What are the major categories in the WHO Classification of Haematolymphoid Tumors 5th Edition?

A
  • Tumor-like lesions with B-cell predominance
  • Precursor B-cell neoplasms
  • Mature B-cell neoplasms
  • Precursor T-cell neoplasms
  • Mature T-cell & NK cell neoplasms

This classification organizes various lymphoid tumors based on their characteristics.

37
Q

What is the definition of lymphomas?

A

Group of diseases caused by malignant lymphocytes that accumulate in lymph nodes

This accumulation leads to clinical features such as lymphadenopathy.

38
Q

Differentiate between Hodgkin’s lymphoma and Non-Hodgkin’s lymphoma.

A
  • Hodgkin’s lymphoma: RS cells present, nodal origin, contiguous spread
  • Non-Hodgkin’s lymphoma: B or T cells, RS cells absent, extranodal origin, non-contiguous spread

Understanding these differences is crucial for diagnosis and treatment.

39
Q

What is the Working Formulation for lymphomas?

A

A classification invented by the National Cancer Institute to standardize lymphoma reporting

It focuses on morphology and biological behavior but does not use immunophenotyping.

40
Q

Identify the cell type associated with Hodgkin’s lymphoma and Non-Hodgkin’s lymphoma.

A
  • Hodgkin’s lymphoma: B cell
  • Non-Hodgkin’s lymphoma: B or T cells

This distinction is important for understanding the pathology of these diseases.

41
Q

What is the fastest growing tumor in man?

A

Burkitt lymphoma

This type of lymphoma is known for its rapid progression.

42
Q

Fill in the blank: The _______ form of Burkitt lymphoma commonly presents with jaw involvement.

A

endemic

This form is often seen in regions with high prevalence of malaria.

43
Q

What is a common feature of Burkitt lymphoma?

A
  • Sporadic form (lymph node involvement)
  • Endemic form (Abdominal presentation)
  • Immunodeficiency form (Jaw involvement)

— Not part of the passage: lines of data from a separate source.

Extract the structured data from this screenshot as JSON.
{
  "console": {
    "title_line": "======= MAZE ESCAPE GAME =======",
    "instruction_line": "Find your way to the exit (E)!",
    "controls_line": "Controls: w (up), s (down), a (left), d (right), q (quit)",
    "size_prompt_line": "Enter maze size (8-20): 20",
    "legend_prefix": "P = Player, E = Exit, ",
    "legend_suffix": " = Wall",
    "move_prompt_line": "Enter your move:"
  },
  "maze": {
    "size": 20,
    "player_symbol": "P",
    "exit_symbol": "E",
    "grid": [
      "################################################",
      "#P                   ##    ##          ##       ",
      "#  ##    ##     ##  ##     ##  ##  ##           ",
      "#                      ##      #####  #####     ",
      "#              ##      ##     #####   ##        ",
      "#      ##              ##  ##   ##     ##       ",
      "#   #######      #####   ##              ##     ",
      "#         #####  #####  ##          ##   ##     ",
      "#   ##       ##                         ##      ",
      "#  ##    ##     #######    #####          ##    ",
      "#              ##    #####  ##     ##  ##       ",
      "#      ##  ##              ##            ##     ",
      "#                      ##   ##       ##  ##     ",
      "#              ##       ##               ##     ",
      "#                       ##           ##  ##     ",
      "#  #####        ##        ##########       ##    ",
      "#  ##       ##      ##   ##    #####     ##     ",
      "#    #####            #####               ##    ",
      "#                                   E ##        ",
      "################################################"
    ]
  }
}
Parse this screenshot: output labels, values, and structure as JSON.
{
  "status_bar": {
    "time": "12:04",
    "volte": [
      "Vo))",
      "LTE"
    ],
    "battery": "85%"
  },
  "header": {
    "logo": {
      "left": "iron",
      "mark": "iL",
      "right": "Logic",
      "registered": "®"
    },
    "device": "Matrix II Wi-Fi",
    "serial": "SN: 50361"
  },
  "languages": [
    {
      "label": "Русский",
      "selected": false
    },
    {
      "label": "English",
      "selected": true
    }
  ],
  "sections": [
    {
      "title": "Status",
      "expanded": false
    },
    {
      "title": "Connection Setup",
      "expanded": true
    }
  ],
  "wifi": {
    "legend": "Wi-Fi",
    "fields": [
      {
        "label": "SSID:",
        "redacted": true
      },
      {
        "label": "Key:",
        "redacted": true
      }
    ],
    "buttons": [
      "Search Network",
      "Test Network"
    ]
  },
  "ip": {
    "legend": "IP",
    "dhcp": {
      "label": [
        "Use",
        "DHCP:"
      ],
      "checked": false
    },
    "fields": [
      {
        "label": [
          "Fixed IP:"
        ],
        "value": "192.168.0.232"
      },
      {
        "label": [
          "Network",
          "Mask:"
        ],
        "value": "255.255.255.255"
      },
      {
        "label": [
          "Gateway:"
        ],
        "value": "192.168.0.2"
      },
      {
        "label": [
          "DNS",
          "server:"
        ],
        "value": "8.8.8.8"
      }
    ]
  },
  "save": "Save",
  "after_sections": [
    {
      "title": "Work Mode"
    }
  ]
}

These features help in identifying the type of Burkitt lymphoma.

44
Q

What is the significance of the REAL classification?

A

Proposed in the 90s by the International Lymphoma Study group, it is the basis of the WHO classification

The REAL classification has been revised in the 5th edition of the WHO classification.

45
Q

Which of the following is NOT associated with Burkitt lymphoma? A) Undernutrition B) EBV C) Plasmodium falciparum D) t(8;16)

A

D) t(8;16)

The characteristic translocation for Burkitt lymphoma is t(8;14).

46
Q

True or False: In Sezary syndrome, there is usually skin involvement.

A

True

This condition is characterized by erythroderma and circulating malignant T-cells.